Definitely an "I'd much rather be watching this on television" year for me AND Gerhard.

Dave Sim said...

Jimmy! I call it Comic Art Metaphysics. Eddie and I are up to our eyeballs in what I think Ward Greene was attempting to "DO" with Comic Art Metaphysics in RIP KIRBY. Spoiler warning: it's a really BAD IDEA to try to "DO" things with Comic Art Metaphysics. A lot of people end up dead in really unpleasant ways.

Tony Dunlop said...

"Jimmy! I call it Comic Art Metaphysics."

Um, yes, Jimmy…knows that.

Jimmy Gownley said...

I did know that ;)

Dave Sim said...

Sorry, Jimmy. I'm so used to people not paying attention to what I say I never imagine that anything I say registers.

There are different forms of it, in my experience.
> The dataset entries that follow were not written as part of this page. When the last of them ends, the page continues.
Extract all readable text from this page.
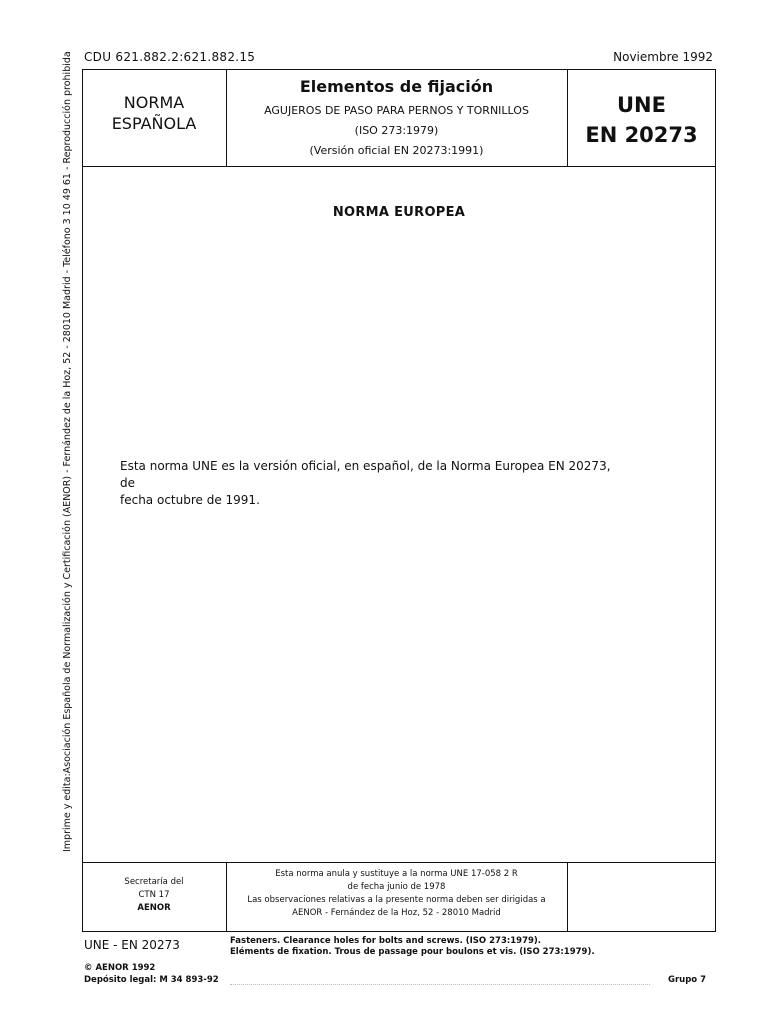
CDU 621.882.2:621.882.15	Noviembre 1992
Imprime y edita:Asociación Española de Normalización y Certificación (AENOR) - Fernández de la Hoz, 52 - 28010 Madrid - Teléfono 3 10 49 61 - Reproducción prohibida	NORMA
ESPAÑOLA
Elementos de fijación
AGUJEROS DE PASO PARA PERNOS Y TORNILLOS
(ISO 273:1979)
(Versión oficial EN 20273:1991)
UNE
EN 20273
NORMA EUROPEA
Esta norma UNE es la versión oficial, en español, de la Norma Europea EN 20273, de
fecha octubre de 1991.
Secretaría del
CTN 17
AENOR
Esta norma anula y sustituye a la norma UNE 17-058 2 R
de fecha junio de 1978
Las observaciones relativas a la presente norma deben ser dirigidas a
AENOR - Fernández de la Hoz, 52 - 28010 Madrid
UNE - EN 20273	Fasteners. Clearance holes for bolts and screws. (ISO 273:1979).
Eléments de fixation. Trous de passage pour boulons et vis. (ISO 273:1979).
© AENOR 1992
Depósito legal: M 34 893-92	Grupo 7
One that I've been meaning to refer to is "When you put something into your comic art that you don't know as a Real World Thing that can be inferred as relevant to that Real World Thing". The zeitgeist effect, but less general.

The only example I'm aware of in my own work on the Grand Scale is the reference to "little Theophilus" (sp?) in #17 or #18, when Cerebus buys the peasants' hovel. Theophilis or Theophilus is the person to whom Luke's Gospel is addressed. I think that must have arched a few eyebrows in what I describe as the "upper reaches". He's going to DISPLACE Luke's Gospel? Or just the Roman it was addressed to?

It certainly wasn't conscious on my part back in the 1970s. I had zero background in the Bible.

Anonymous said...

I love whenever Comic Art Metaphysics is brought up, it's like a well of inexhaustible thought for me, honestly.

There's one funny detail that I've been sitting on my butt and not mentioning. I think it ties really well into CAM and God being a continuity freak.

According to the Chinese zodiac, both Gerhard and Ernest Hemingway were born in the year of the "Earth Pig". I don't really know what that could mean but it makes me laugh.


Dave Sim said...

Mihail - Evidently I was born in the year of the Fire Monkey which if you look at the cover of CEREBUS No.1 is apt to make you laugh as well.